By now it was clearly a rhetorical question.

I said, trying for patience, “This way I know where and I know when he’s going to try. I won’t have that opportunity again. I won’t have any control over it after tomorrow. And if I don’t show up, he’ll know that I know --”

He cut me off, and I almost didn’t recognize that low voice as Jake’s. “I know you’re trying to do the right thing. I know this is partly my fault for letting Paul bring you into this. But I am asking you…” His voice dropped lower. “I am begging you, Adrien. Don’t do this. There isn’t much I wouldn’t do for you -- but don’t ask this. I can’t help you this time.”

“There isn’t anyone else I can ask, Jake.”

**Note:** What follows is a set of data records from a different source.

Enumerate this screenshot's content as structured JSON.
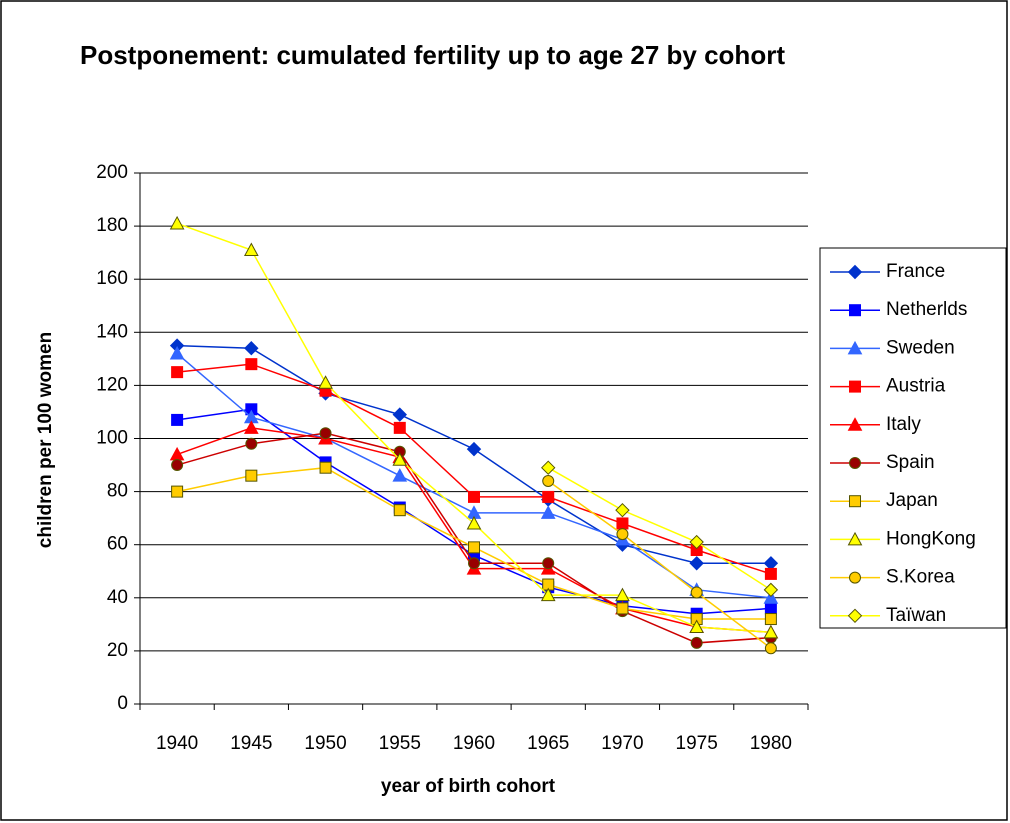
{
  "chart_data": {
    "type": "line",
    "title": "Postponement: cumulated fertility up to age 27 by cohort",
    "x_label": "year of birth cohort",
    "y_label": "children per 100 women",
    "categories": [
      "1940",
      "1945",
      "1950",
      "1955",
      "1960",
      "1965",
      "1970",
      "1975",
      "1980"
    ],
    "ylim": [
      0,
      200
    ],
    "yticks": [
      0,
      20,
      40,
      60,
      80,
      100,
      120,
      140,
      160,
      180,
      200
    ],
    "grid": true,
    "legend": "right",
    "series": [
      {
        "name": "France",
        "color": "#0033cc",
        "marker": "diamond",
        "marker_fill": "#0033cc",
        "values": [
          135,
          134,
          117,
          109,
          96,
          77,
          60,
          53,
          53
        ]
      },
      {
        "name": "Netherlds",
        "color": "#0000ff",
        "marker": "square",
        "marker_fill": "#0000ff",
        "values": [
          107,
          111,
          91,
          74,
          56,
          44,
          37,
          34,
          36
        ]
      },
      {
        "name": "Sweden",
        "color": "#3366ff",
        "marker": "triangle",
        "marker_fill": "#3366ff",
        "values": [
          132,
          108,
          100,
          86,
          72,
          72,
          62,
          43,
          40
        ]
      },
      {
        "name": "Austria",
        "color": "#ff0000",
        "marker": "square",
        "marker_fill": "#ff0000",
        "values": [
          125,
          128,
          118,
          104,
          78,
          78,
          68,
          58,
          49
        ]
      },
      {
        "name": "Italy",
        "color": "#ff0000",
        "marker": "triangle",
        "marker_fill": "#ff0000",
        "values": [
          94,
          104,
          100,
          93,
          51,
          51,
          36,
          29,
          27
        ]
      },
      {
        "name": "Spain",
        "color": "#cc0000",
        "marker": "circle",
        "marker_fill": "#990000",
        "values": [
          90,
          98,
          102,
          95,
          53,
          53,
          35,
          23,
          25
        ]
      },
      {
        "name": "Japan",
        "color": "#ffcc00",
        "marker": "square",
        "marker_fill": "#ffcc00",
        "values": [
          80,
          86,
          89,
          73,
          59,
          45,
          36,
          32,
          32
        ]
      },
      {
        "name": "HongKong",
        "color": "#ffff00",
        "marker": "triangle",
        "marker_fill": "#ffff00",
        "values": [
          181,
          171,
          121,
          92,
          68,
          41,
          41,
          29,
          27
        ]
      },
      {
        "name": "S.Korea",
        "color": "#ffcc00",
        "marker": "circle",
        "marker_fill": "#ffcc00",
        "values": [
          null,
          null,
          null,
          null,
          null,
          84,
          64,
          42,
          21
        ]
      },
      {
        "name": "Taïwan",
        "color": "#ffff00",
        "marker": "diamond",
        "marker_fill": "#ffff00",
        "values": [
          null,
          null,
          null,
          null,
          null,
          89,
          73,
          61,
          43
        ]
      }
    ]
  }
}
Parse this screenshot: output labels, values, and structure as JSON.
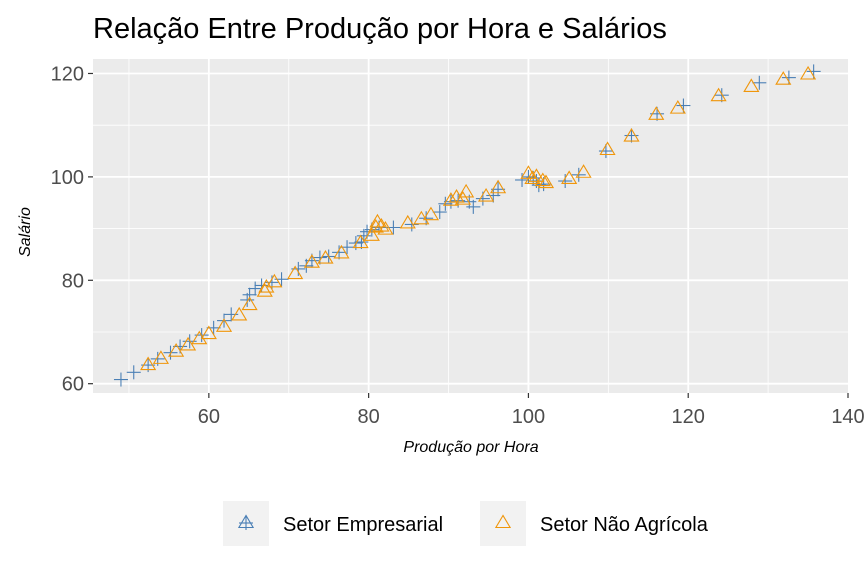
{
  "chart_data": {
    "type": "scatter",
    "title": "Relação Entre Produção por Hora e Salários",
    "xlabel": "Produção por Hora",
    "ylabel": "Salário",
    "xlim": [
      45.5,
      140
    ],
    "ylim": [
      58.2,
      122.8
    ],
    "xticks": [
      60,
      80,
      100,
      120,
      140
    ],
    "yticks": [
      60,
      80,
      100,
      120
    ],
    "grid": true,
    "legend_position": "bottom",
    "colors": {
      "panel": "#ebebeb",
      "grid": "#ffffff",
      "setor_empresarial": "#4a7fb5",
      "setor_nao_agricola": "#f0960a"
    },
    "series": [
      {
        "name": "Setor Empresarial",
        "marker": "plus",
        "points": [
          [
            49.0,
            60.8
          ],
          [
            50.6,
            62.2
          ],
          [
            52.4,
            63.6
          ],
          [
            53.6,
            64.8
          ],
          [
            55.2,
            66.0
          ],
          [
            56.4,
            67.2
          ],
          [
            57.6,
            68.2
          ],
          [
            59.1,
            69.4
          ],
          [
            60.6,
            70.8
          ],
          [
            61.9,
            72.2
          ],
          [
            62.8,
            73.4
          ],
          [
            64.8,
            76.2
          ],
          [
            65.1,
            77.2
          ],
          [
            65.8,
            78.4
          ],
          [
            66.6,
            79.0
          ],
          [
            67.9,
            79.6
          ],
          [
            69.1,
            80.2
          ],
          [
            71.2,
            82.2
          ],
          [
            72.2,
            82.8
          ],
          [
            72.9,
            83.8
          ],
          [
            73.9,
            84.4
          ],
          [
            75.0,
            84.6
          ],
          [
            76.3,
            85.4
          ],
          [
            77.3,
            86.4
          ],
          [
            78.4,
            87.2
          ],
          [
            79.1,
            87.4
          ],
          [
            79.4,
            88.6
          ],
          [
            79.8,
            89.4
          ],
          [
            80.4,
            89.8
          ],
          [
            81.3,
            90.2
          ],
          [
            83.1,
            90.2
          ],
          [
            85.4,
            90.8
          ],
          [
            87.2,
            92.0
          ],
          [
            88.9,
            93.2
          ],
          [
            89.6,
            94.8
          ],
          [
            90.3,
            95.2
          ],
          [
            91.2,
            95.4
          ],
          [
            92.6,
            95.2
          ],
          [
            93.1,
            94.2
          ],
          [
            94.3,
            95.8
          ],
          [
            95.6,
            96.4
          ],
          [
            96.2,
            97.6
          ],
          [
            99.2,
            99.4
          ],
          [
            100.0,
            100.0
          ],
          [
            100.6,
            99.8
          ],
          [
            101.0,
            99.2
          ],
          [
            101.3,
            98.4
          ],
          [
            101.9,
            98.6
          ],
          [
            104.6,
            99.2
          ],
          [
            106.3,
            100.4
          ],
          [
            109.7,
            105.0
          ],
          [
            112.9,
            108.0
          ],
          [
            116.1,
            112.2
          ],
          [
            119.4,
            113.8
          ],
          [
            124.2,
            115.8
          ],
          [
            128.9,
            118.2
          ],
          [
            132.6,
            119.2
          ],
          [
            135.7,
            120.4
          ]
        ]
      },
      {
        "name": "Setor Não Agrícola",
        "marker": "triangle",
        "points": [
          [
            52.4,
            63.6
          ],
          [
            54.0,
            64.8
          ],
          [
            55.9,
            66.2
          ],
          [
            57.4,
            67.4
          ],
          [
            58.8,
            68.6
          ],
          [
            60.0,
            69.6
          ],
          [
            61.9,
            71.0
          ],
          [
            63.8,
            73.2
          ],
          [
            65.1,
            75.2
          ],
          [
            67.0,
            77.8
          ],
          [
            67.2,
            78.6
          ],
          [
            68.2,
            79.6
          ],
          [
            70.8,
            81.2
          ],
          [
            72.9,
            83.4
          ],
          [
            74.6,
            84.2
          ],
          [
            76.6,
            85.2
          ],
          [
            79.0,
            87.2
          ],
          [
            80.4,
            88.6
          ],
          [
            80.9,
            90.2
          ],
          [
            81.1,
            91.2
          ],
          [
            81.6,
            90.4
          ],
          [
            82.1,
            89.8
          ],
          [
            84.9,
            91.0
          ],
          [
            86.6,
            91.8
          ],
          [
            87.8,
            92.6
          ],
          [
            90.3,
            95.4
          ],
          [
            91.0,
            96.0
          ],
          [
            91.8,
            95.6
          ],
          [
            92.2,
            97.0
          ],
          [
            94.7,
            96.2
          ],
          [
            96.2,
            97.8
          ],
          [
            100.0,
            100.6
          ],
          [
            100.5,
            99.6
          ],
          [
            101.0,
            100.0
          ],
          [
            101.8,
            99.2
          ],
          [
            102.2,
            98.8
          ],
          [
            105.1,
            99.6
          ],
          [
            106.9,
            100.8
          ],
          [
            109.9,
            105.2
          ],
          [
            112.9,
            107.8
          ],
          [
            116.0,
            112.0
          ],
          [
            118.7,
            113.2
          ],
          [
            123.8,
            115.6
          ],
          [
            127.9,
            117.4
          ],
          [
            131.9,
            118.8
          ],
          [
            135.0,
            119.8
          ]
        ]
      }
    ]
  },
  "legend": {
    "items": [
      {
        "label": "Setor Empresarial",
        "marker": "plus",
        "color": "#4a7fb5"
      },
      {
        "label": "Setor Não Agrícola",
        "marker": "triangle",
        "color": "#f0960a"
      }
    ]
  }
}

The click of the receiver was soft but definite against my ear.

Chapter Twenty-Four

“Are you really intending not to drink or eat anything this entire trip?” Paul asked lazily.

It was just after nine o’clock in the morning, and we were sailing in open water. The fog was beginning to burn off. It was going to be a beautiful day, but it was chilly, the ocean smelling of salt and rain and things down deep below the restless green water. Paul and I sat on the open deck of the Pirate’s Gambit. A brunch tray sat on the table between us and it was enticingly arranged with plates. There was something called baked omelet roll -- ham and cheese and mushroom -- fresh fruit, muffins. I was more tempted by the pot of hot coffee.

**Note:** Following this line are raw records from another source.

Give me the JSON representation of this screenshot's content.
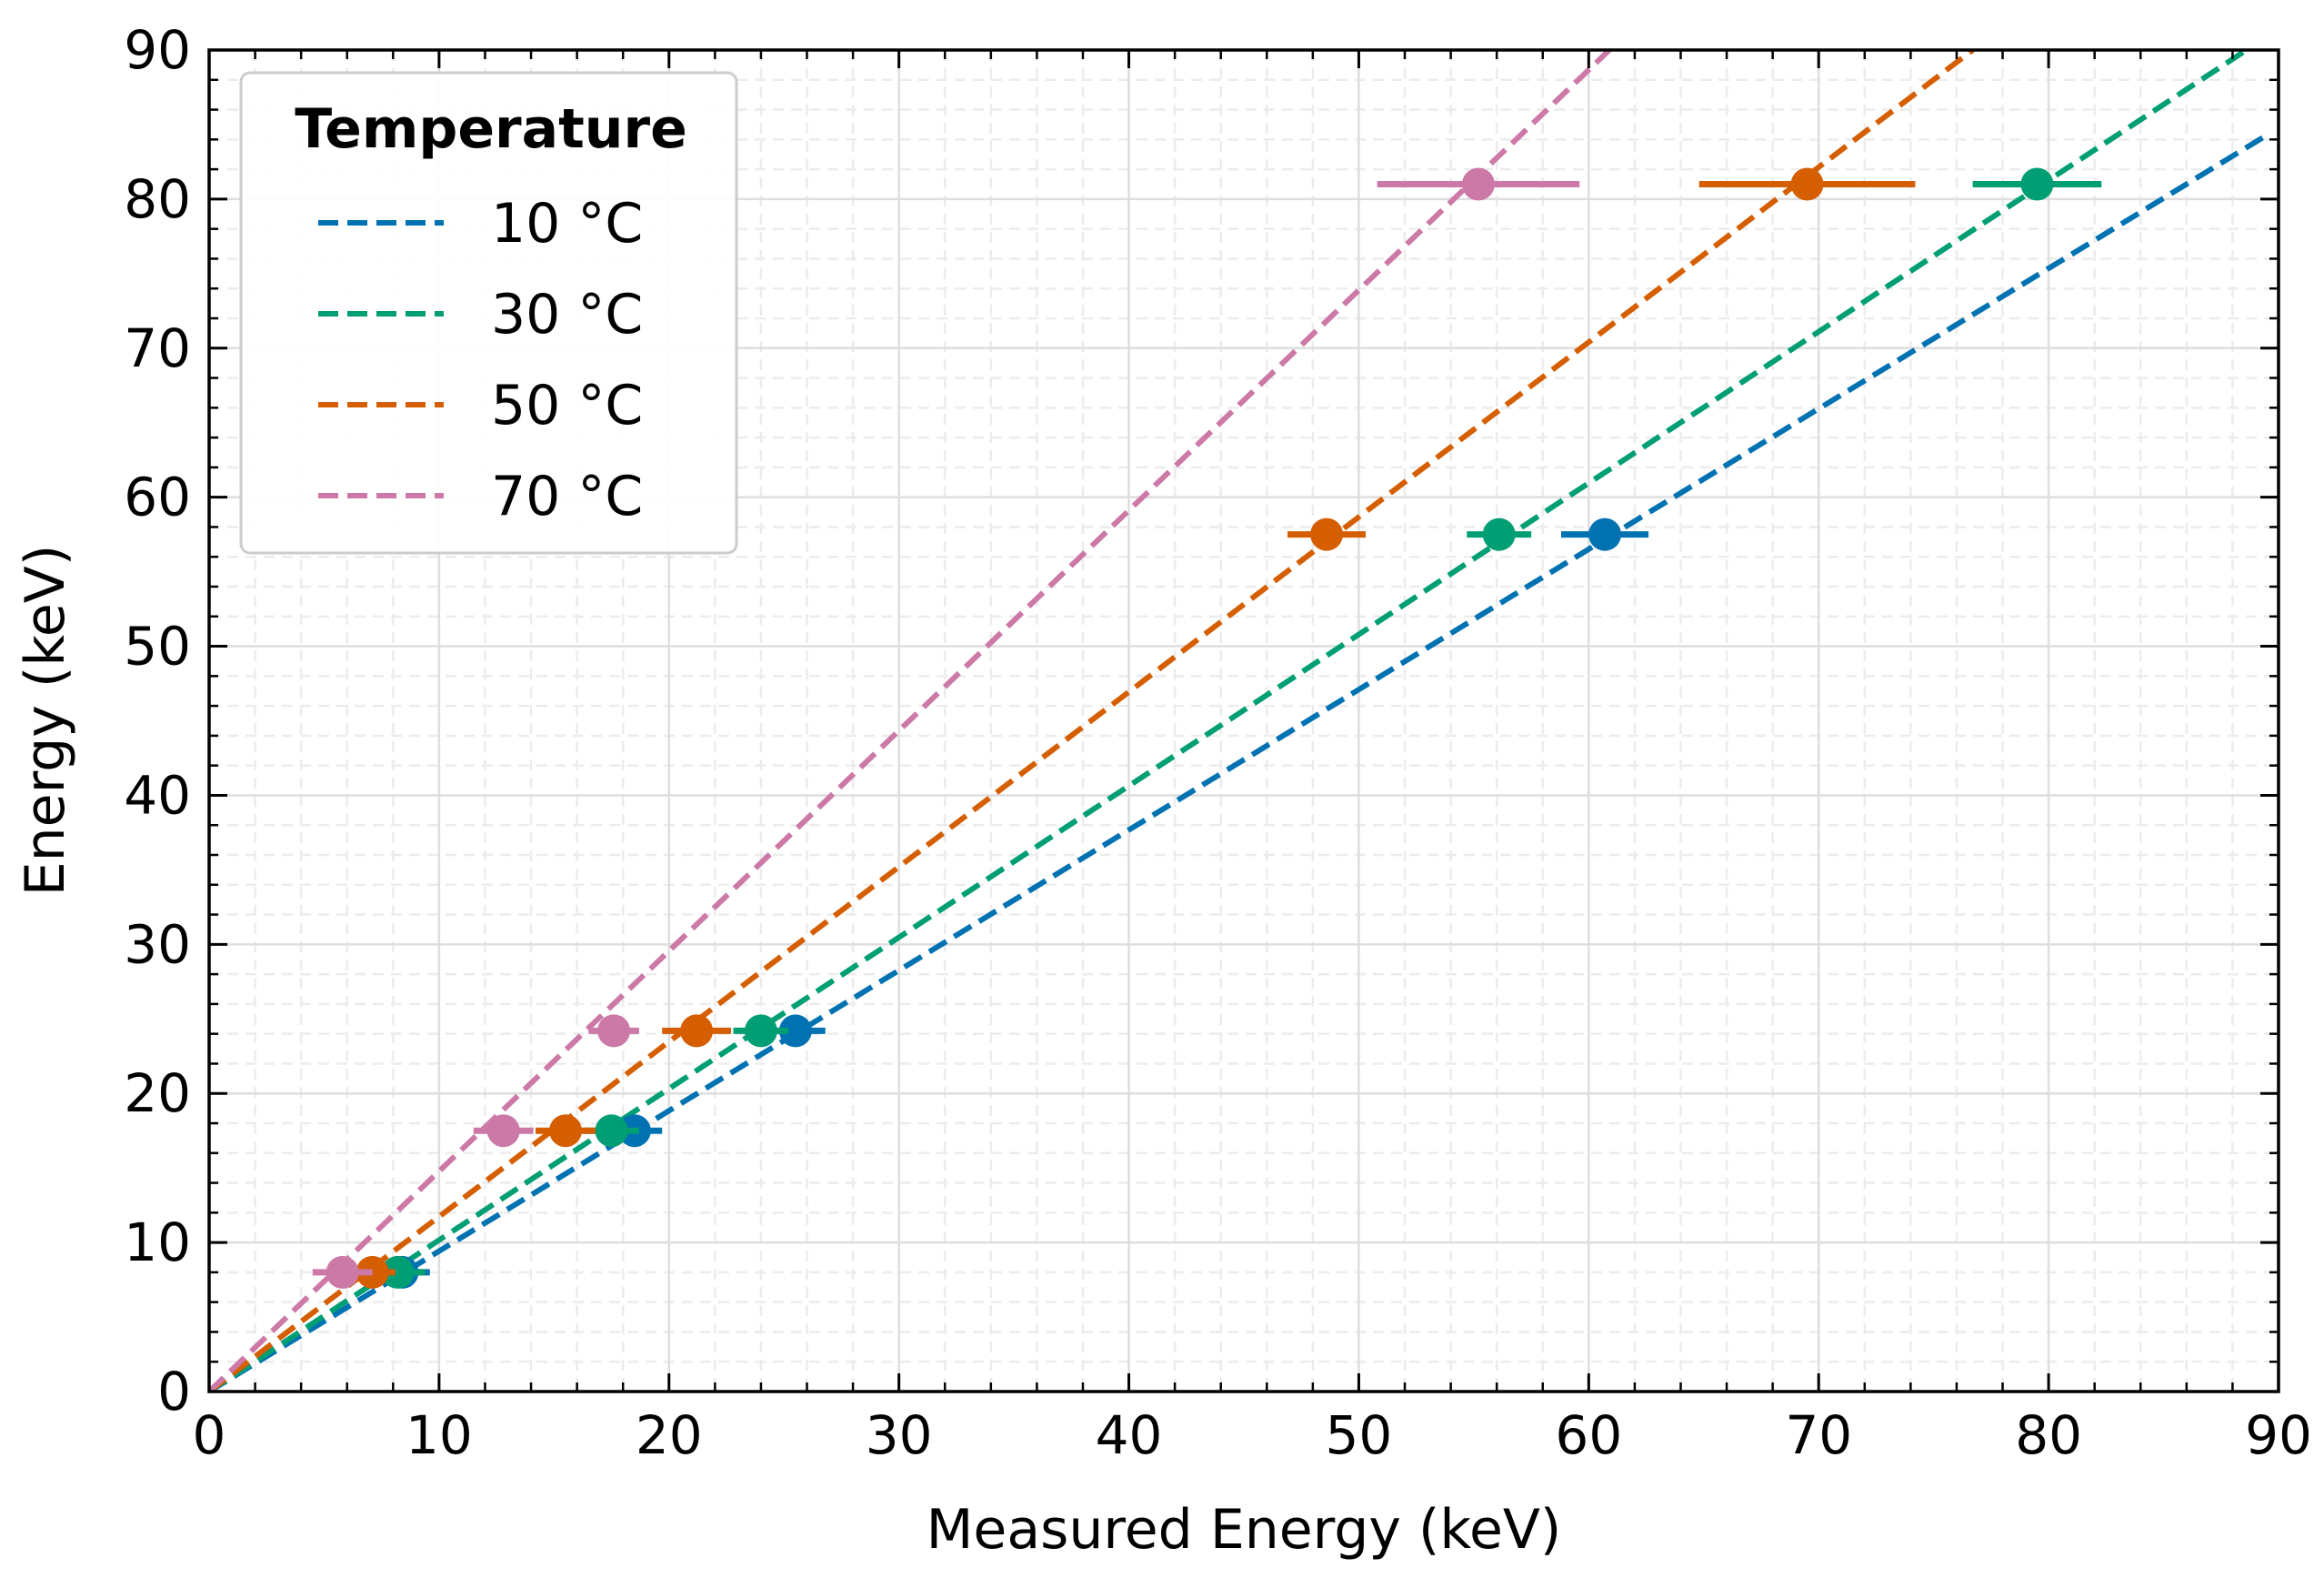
{
  "chart_data": {
    "type": "scatter",
    "xlabel": "Measured Energy (keV)",
    "ylabel": "Energy (keV)",
    "xlim": [
      0,
      90
    ],
    "ylim": [
      0,
      90
    ],
    "xticks": [
      0,
      10,
      20,
      30,
      40,
      50,
      60,
      70,
      80,
      90
    ],
    "yticks": [
      0,
      10,
      20,
      30,
      40,
      50,
      60,
      70,
      80,
      90
    ],
    "grid": true,
    "legend": {
      "title": "Temperature",
      "location": "upper-left"
    },
    "series": [
      {
        "name": "10 °C",
        "color": "#0072b2",
        "fit_line": [
          [
            0,
            0
          ],
          [
            89.5,
            84.3
          ]
        ],
        "points": [
          {
            "x": 8.4,
            "y": 8.0,
            "xerr": 1.2
          },
          {
            "x": 18.5,
            "y": 17.5,
            "xerr": 1.2
          },
          {
            "x": 25.5,
            "y": 24.2,
            "xerr": 1.3
          },
          {
            "x": 60.7,
            "y": 57.5,
            "xerr": 1.9
          }
        ]
      },
      {
        "name": "30 °C",
        "color": "#009e73",
        "fit_line": [
          [
            0,
            0
          ],
          [
            88.6,
            90.0
          ]
        ],
        "points": [
          {
            "x": 8.2,
            "y": 8.0,
            "xerr": 1.2
          },
          {
            "x": 17.5,
            "y": 17.5,
            "xerr": 1.2
          },
          {
            "x": 24.0,
            "y": 24.2,
            "xerr": 1.2
          },
          {
            "x": 56.1,
            "y": 57.5,
            "xerr": 1.4
          },
          {
            "x": 79.5,
            "y": 81.0,
            "xerr": 2.8
          }
        ]
      },
      {
        "name": "50 °C",
        "color": "#d55e00",
        "fit_line": [
          [
            0,
            0
          ],
          [
            76.7,
            90.0
          ]
        ],
        "points": [
          {
            "x": 7.1,
            "y": 8.0,
            "xerr": 1.0
          },
          {
            "x": 15.5,
            "y": 17.5,
            "xerr": 1.3
          },
          {
            "x": 21.2,
            "y": 24.2,
            "xerr": 1.5
          },
          {
            "x": 48.6,
            "y": 57.5,
            "xerr": 1.7
          },
          {
            "x": 69.5,
            "y": 81.0,
            "xerr": 4.7
          }
        ]
      },
      {
        "name": "70 °C",
        "color": "#cc79a7",
        "fit_line": [
          [
            0,
            0
          ],
          [
            60.9,
            90.0
          ]
        ],
        "points": [
          {
            "x": 5.8,
            "y": 8.0,
            "xerr": 1.3
          },
          {
            "x": 12.8,
            "y": 17.5,
            "xerr": 1.3
          },
          {
            "x": 17.6,
            "y": 24.2,
            "xerr": 1.1
          },
          {
            "x": 55.2,
            "y": 81.0,
            "xerr": 4.4
          }
        ]
      }
    ]
  }
}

“I’ll probably have something later,” I said.

He smiled. “I would have to be pretty stupid to poison you aboard my own boat.”

“Yes, you would,” I agreed, and he chuckled.

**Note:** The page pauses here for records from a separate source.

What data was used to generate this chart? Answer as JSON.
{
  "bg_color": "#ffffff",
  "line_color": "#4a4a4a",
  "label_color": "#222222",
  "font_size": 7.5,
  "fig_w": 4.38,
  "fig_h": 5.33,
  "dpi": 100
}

We were by ourselves. When I had arrived at the marina Paul told me he had canceled the party.

“You obviously have something on your mind,” he’d said. “This way we can chat undisturbed.”

But we hadn’t chatted. We’d put out to sea -- and I was not particularly reassured by the sight of Paul’s captain taking the helm. I’d taken what precautions I could. I’d talked to Guy -- and if possible he was even more disgusted and furious with me than Jake. I’d written down my detailed theory on why I believed Porter Jones had been killed -- heck, I’d written down everything I could think of that might help prosecute Kane if things went wrong -- and I’d mailed it off that morning to Mr. Gracen to be opened in the event of my death.

Of course just receiving a communication like that was liable to result in dear old Mr. Gracen popping off this earthly plane, but that couldn’t be helped. If I wasn’t successful, if Kane was stupid enough -- desperate enough -- to try to kill me after I explained these precautions, then at least I wanted to know that LAPD would have sufficient cause to reinvestigate Langley Hawthorne’s death. Not to mention my own.

But I was hoping it wouldn’t come to that.

And certainly Paul had been easy and charming for the half hour or so we had been together, chatting pleasantly while he enjoyed his breakfast.

But at last he finished eating, brushed the crumbs from his muffin fastidiously from his hands, shoved the plate aside, and studied me with those bright, amused eyes.

“You know, I really don’t believe that you’re out here planning to try a spot of blackmail.” His mouth twitched. “I have to say, though, you’d be quite good at acting yourself. That bit in the café last night was brilliant.” He mimicked, “I can write my own screenplay!” He shook his head. “What a turn for comedy you have.”

I have to admit I wasn’t quite expecting this relaxed frankness. I said cautiously, “If you don’t think I’m trying to blackmail you, what do you think I’m doing out here?”

“Besides having seen one too many detective films? I think you want answers. I think you’re insatiably curious. And I don’t mind answering your questions. You won’t be able to prove any of this. There is no proof. Now. And I like you, Adrien.” He arched an elegant eyebrow. “I like you a good deal.”

Oddly enough, that was the first scary thing he’d said. It was like finding a cobra curled up in the foot of your sleeping bag. I said, and it wasn’t even a guess, “You destroyed Porter’s memoirs.”